For High-Concept Paintings
When editor Aaron Prieto went to get tattooed by Emma Jackson for the first time, he didn’t have anything specific in mind. He’d seen Anderson’s work and knew she had a particular ability to create tattoos that look brushstroked onto the body. “I was just going to pick something from her book, but we wound up chatting for like an hour,” he says, about Prieto’s life growing up in the city, the memory of a friend climbing a chain-link fence. Based on their conversation, Anderson came up with a red and black piece that combined elements of that fence, gothic lettering, and a melting candle.

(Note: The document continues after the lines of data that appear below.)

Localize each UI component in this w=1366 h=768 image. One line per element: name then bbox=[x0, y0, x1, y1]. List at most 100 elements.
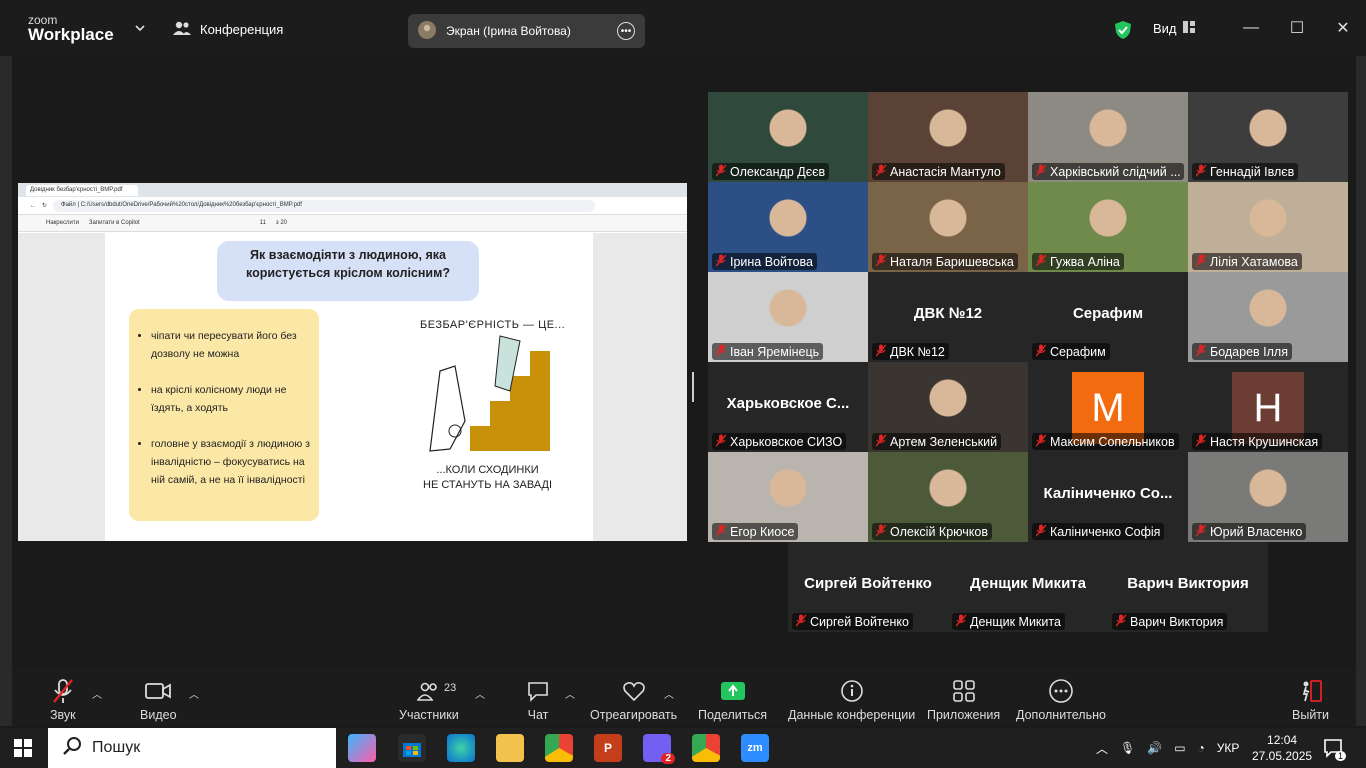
participant-display-name: Харьковское С... bbox=[726, 395, 850, 412]
chrome-icon[interactable] bbox=[545, 734, 573, 762]
participant-name: Юрий Власенко bbox=[1210, 524, 1303, 539]
pdf-viewport: Як взаємодіяти з людиною, яка користуєть… bbox=[18, 233, 687, 541]
taskbar-search[interactable]: Пошук bbox=[48, 728, 336, 768]
chat-button[interactable]: Чат bbox=[526, 678, 550, 722]
back-icon[interactable]: ← bbox=[30, 203, 36, 209]
participant-tile[interactable]: Ірина Войтова bbox=[708, 182, 868, 272]
title-bar: zoom Workplace Конференция Экран (Ірина … bbox=[0, 0, 1366, 60]
participant-name: Максим Сопельников bbox=[1050, 434, 1175, 449]
caption-line-2: НЕ СТАНУТЬ НА ЗАВАДІ bbox=[423, 479, 553, 491]
participant-tile[interactable]: Геннадій Івлєв bbox=[1188, 92, 1348, 182]
close-icon[interactable]: ✕ bbox=[1320, 0, 1366, 56]
participant-tile[interactable]: ДВК №12 ДВК №12 bbox=[868, 272, 1028, 362]
participant-tile[interactable]: Лілія Хатамова bbox=[1188, 182, 1348, 272]
participant-tile[interactable]: M Максим Сопельников bbox=[1028, 362, 1188, 452]
participant-tile[interactable]: Егор Киосе bbox=[708, 452, 868, 542]
apps-button[interactable]: Приложения bbox=[927, 678, 1000, 722]
system-tray: ︿ 🎙 🔊 ▭ ◔ УКР bbox=[1096, 728, 1239, 768]
participant-tile[interactable]: Іван Яремінець bbox=[708, 272, 868, 362]
participant-tile[interactable]: Харьковское С... Харьковское СИЗО bbox=[708, 362, 868, 452]
participant-name: Бодарев Ілля bbox=[1210, 344, 1288, 359]
browser-tab[interactable]: Довідник безбар'єрності_BMP.pdf bbox=[26, 184, 138, 196]
maximize-icon[interactable]: ☐ bbox=[1274, 0, 1320, 56]
refresh-icon[interactable]: ↻ bbox=[42, 202, 47, 209]
split-divider[interactable] bbox=[692, 372, 694, 402]
participant-tile[interactable]: Денщик Микита Денщик Микита bbox=[948, 542, 1108, 632]
chrome-profile-icon[interactable] bbox=[692, 734, 720, 762]
browser-tab-strip: Довідник безбар'єрності_BMP.pdf bbox=[18, 183, 687, 197]
edge-icon[interactable] bbox=[447, 734, 475, 762]
chevron-up-icon[interactable]: ︿ bbox=[1096, 740, 1108, 757]
screen-share-pill[interactable]: Экран (Ірина Войтова) ••• bbox=[408, 14, 645, 48]
powerpoint-icon[interactable]: P bbox=[594, 734, 622, 762]
wifi-icon[interactable]: ◔ bbox=[1198, 741, 1205, 755]
mic-muted-icon bbox=[715, 164, 727, 180]
participant-name: Лілія Хатамова bbox=[1210, 254, 1298, 269]
participant-tile[interactable]: Бодарев Ілля bbox=[1188, 272, 1348, 362]
react-caret-icon[interactable]: ︿ bbox=[664, 686, 674, 701]
participant-name: ДВК №12 bbox=[890, 344, 945, 359]
minimize-icon[interactable]: — bbox=[1228, 0, 1274, 56]
grid-icon bbox=[1182, 21, 1195, 36]
battery-icon[interactable]: ▭ bbox=[1174, 741, 1185, 755]
participant-display-name: Варич Виктория bbox=[1127, 575, 1249, 592]
participant-name-tag: Настя Крушинская bbox=[1192, 433, 1323, 450]
store-icon[interactable] bbox=[398, 734, 426, 762]
shared-screen[interactable]: Довідник безбар'єрності_BMP.pdf ← ↻ Файл… bbox=[18, 183, 687, 541]
chevron-down-icon[interactable] bbox=[134, 22, 146, 36]
notification-icon[interactable]: 1 bbox=[1322, 737, 1346, 761]
microphone-icon[interactable]: 🎙 bbox=[1120, 741, 1135, 755]
file-explorer-icon[interactable] bbox=[496, 734, 524, 762]
language-indicator[interactable]: УКР bbox=[1217, 741, 1240, 755]
more-button[interactable]: Дополнительно bbox=[1016, 678, 1106, 722]
url-field[interactable]: Файл | C:/Users/dbdut/OneDrive/Рабочий%2… bbox=[53, 199, 596, 212]
participant-tile[interactable]: Анастасія Мантуло bbox=[868, 92, 1028, 182]
zoom-taskbar-icon[interactable]: zm bbox=[741, 734, 769, 762]
participant-tile[interactable]: Серафим Серафим bbox=[1028, 272, 1188, 362]
participant-tile[interactable]: Варич Виктория Варич Виктория bbox=[1108, 542, 1268, 632]
video-caret-icon[interactable]: ︿ bbox=[189, 686, 199, 701]
participant-name-tag: Лілія Хатамова bbox=[1192, 253, 1302, 270]
chat-caret-icon[interactable]: ︿ bbox=[565, 686, 575, 701]
windows-start-icon[interactable] bbox=[14, 739, 32, 757]
participant-tile[interactable]: Артем Зеленський bbox=[868, 362, 1028, 452]
participant-name: Олександр Дєєв bbox=[730, 164, 826, 179]
view-button[interactable]: Вид bbox=[1153, 21, 1195, 36]
participant-tile[interactable]: Юрий Власенко bbox=[1188, 452, 1348, 542]
viber-icon[interactable]: 2 bbox=[643, 734, 675, 764]
taskbar-clock[interactable]: 12:04 27.05.2025 bbox=[1252, 732, 1312, 764]
audio-button[interactable]: Звук bbox=[50, 678, 76, 722]
more-options-icon[interactable]: ••• bbox=[617, 22, 635, 40]
participant-tile[interactable]: Каліниченко Со... Каліниченко Софія bbox=[1028, 452, 1188, 542]
participant-tile[interactable]: Сиргей Войтенко Сиргей Войтенко bbox=[788, 542, 948, 632]
pdf-draw-tool[interactable]: Накреслити bbox=[46, 220, 79, 226]
more-icon bbox=[1048, 678, 1074, 704]
leave-button[interactable]: Выйти bbox=[1292, 678, 1329, 722]
presenter-avatar-icon bbox=[418, 20, 436, 42]
participant-name: Настя Крушинская bbox=[1210, 434, 1319, 449]
participant-tile[interactable]: Наталя Баришевська bbox=[868, 182, 1028, 272]
pdf-page-number[interactable]: 11 bbox=[260, 220, 266, 226]
participant-tile[interactable]: Олексій Крючков bbox=[868, 452, 1028, 542]
participant-name: Варич Виктория bbox=[1130, 614, 1224, 629]
audio-caret-icon[interactable]: ︿ bbox=[92, 686, 102, 701]
participant-tile[interactable]: Харківський слідчий ... bbox=[1028, 92, 1188, 182]
participant-tile[interactable]: Олександр Дєєв bbox=[708, 92, 868, 182]
shield-icon[interactable] bbox=[1114, 20, 1132, 40]
meeting-info-button[interactable]: Данные конференции bbox=[788, 678, 915, 722]
speaker-icon[interactable]: 🔊 bbox=[1147, 741, 1162, 755]
copilot-icon[interactable] bbox=[348, 734, 376, 762]
participant-name: Харківський слідчий ... bbox=[1050, 164, 1181, 179]
video-button[interactable]: Видео bbox=[140, 678, 177, 722]
participant-tile[interactable]: H Настя Крушинская bbox=[1188, 362, 1348, 452]
pdf-copilot-tool[interactable]: Запитати в Copilot bbox=[89, 220, 140, 226]
share-button[interactable]: Поделиться bbox=[698, 678, 767, 722]
participant-name-tag: Юрий Власенко bbox=[1192, 523, 1307, 540]
participant-name: Денщик Микита bbox=[970, 614, 1061, 629]
participant-tile[interactable]: Гужва Аліна bbox=[1028, 182, 1188, 272]
zoom-logo: zoom Workplace bbox=[28, 14, 114, 43]
meeting-button[interactable]: Конференция bbox=[172, 20, 283, 39]
participant-display-name: Каліниченко Со... bbox=[1043, 485, 1173, 502]
participants-caret-icon[interactable]: ︿ bbox=[475, 686, 485, 701]
apps-icon bbox=[952, 678, 976, 704]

Though he would have never designed it himself, “it was perfect,” Prieto says. For his second tattoo with Anderson, he sent her some inspiration in advance — a handful of stills from his favorite movies. “I sent her some pictures from Barton Fink and Days of Heaven and was like, ‘Can you come up with a design inspired by that?’” She could: a vibrant blue chair illuminated by a red light. “Her ideas are always just better and more interesting than anything I could have ever imagined or come up with,” says Prieto.